Doping dos atletas jamaicanos entre os quais Asafa Powell era previsível de acordo com a antiga directora da Comissão Antidopagem da Jamaica

Fotografia: AFP

A Comissão Antidopagem da Jamaica (JADCO) reagiu sexta-feira às acusações de uma ex-directora, que chamou a atenção para deficiências de actuação. Renée Anne Shirley publicou um artigo numa revista jamaicana, em que acusou a JADCO de apenas ter feito um teste antidoping fora da competição, entre Fevereiro e Julho do ano passado, antes dos Jogos Olímpicos de Londres.

 No artigo publicado referiu que eram “previsíveis” os recentes casos de doping, protagonizado pelos velocistas Asafa Powell, ex-recordista mundial de 100 m, e Sherome Simpson, medalhada olímpica nos 4x100 metros.

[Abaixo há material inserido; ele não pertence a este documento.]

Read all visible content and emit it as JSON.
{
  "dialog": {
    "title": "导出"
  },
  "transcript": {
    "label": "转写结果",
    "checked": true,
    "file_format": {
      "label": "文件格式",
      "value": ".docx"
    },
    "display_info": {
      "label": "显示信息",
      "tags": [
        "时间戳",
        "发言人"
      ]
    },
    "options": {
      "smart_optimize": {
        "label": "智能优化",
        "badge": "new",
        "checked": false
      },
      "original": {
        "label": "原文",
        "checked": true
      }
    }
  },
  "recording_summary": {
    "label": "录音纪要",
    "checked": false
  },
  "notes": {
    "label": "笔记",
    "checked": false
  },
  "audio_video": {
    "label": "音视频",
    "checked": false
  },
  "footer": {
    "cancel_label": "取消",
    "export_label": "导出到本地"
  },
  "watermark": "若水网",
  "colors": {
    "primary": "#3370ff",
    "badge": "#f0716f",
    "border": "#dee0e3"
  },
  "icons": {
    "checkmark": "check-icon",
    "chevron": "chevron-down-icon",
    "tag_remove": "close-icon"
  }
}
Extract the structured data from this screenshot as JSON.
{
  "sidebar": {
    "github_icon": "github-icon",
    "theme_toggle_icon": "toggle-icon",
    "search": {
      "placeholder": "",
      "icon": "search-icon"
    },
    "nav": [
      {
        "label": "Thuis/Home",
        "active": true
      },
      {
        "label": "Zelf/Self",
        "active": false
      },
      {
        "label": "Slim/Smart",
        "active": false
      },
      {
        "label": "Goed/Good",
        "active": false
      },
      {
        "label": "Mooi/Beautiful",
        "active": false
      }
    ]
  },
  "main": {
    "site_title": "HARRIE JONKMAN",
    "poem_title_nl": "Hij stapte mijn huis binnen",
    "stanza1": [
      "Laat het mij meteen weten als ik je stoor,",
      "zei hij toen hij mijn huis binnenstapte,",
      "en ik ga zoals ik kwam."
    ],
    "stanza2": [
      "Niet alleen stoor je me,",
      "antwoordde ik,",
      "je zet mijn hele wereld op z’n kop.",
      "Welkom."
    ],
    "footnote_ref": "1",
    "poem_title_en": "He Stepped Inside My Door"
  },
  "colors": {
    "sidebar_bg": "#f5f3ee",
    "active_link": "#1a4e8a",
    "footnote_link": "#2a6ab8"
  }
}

“Era um desastre que ia acontecer a qualquer instante e todos estavam avisados. Não deram conta do problema que existe” atirou Renée, que disse ainda que o programa anti-doping da Jamaica “é absolutamente inapropriado”.

Na sequência dessas acusações, a Agência Mundial de Antidopagem (AMA) ameaçou a Jamaica de ficar impedida de estar nos Jogos Olímpicos de 2016.

O director-geral da AMA pediu ao governo jamaicano que investigasse as palavras de Renée Anne Shirley com carácter de urgência, caso contrário, o país vai ser impedido de participar em provas internacionais por incumprimento ao código anti-doping.

Sexta-feira, os jamaicanos garantiram que os seus procedimentos estavam de acordo com as normas internacionais e que têm trabalhado em estreita colaboração com a WADA, entidade que em Julho passado visitou a comissão antidopagem jamaicana e mostrou-se satisfeita com os seus procedimentos.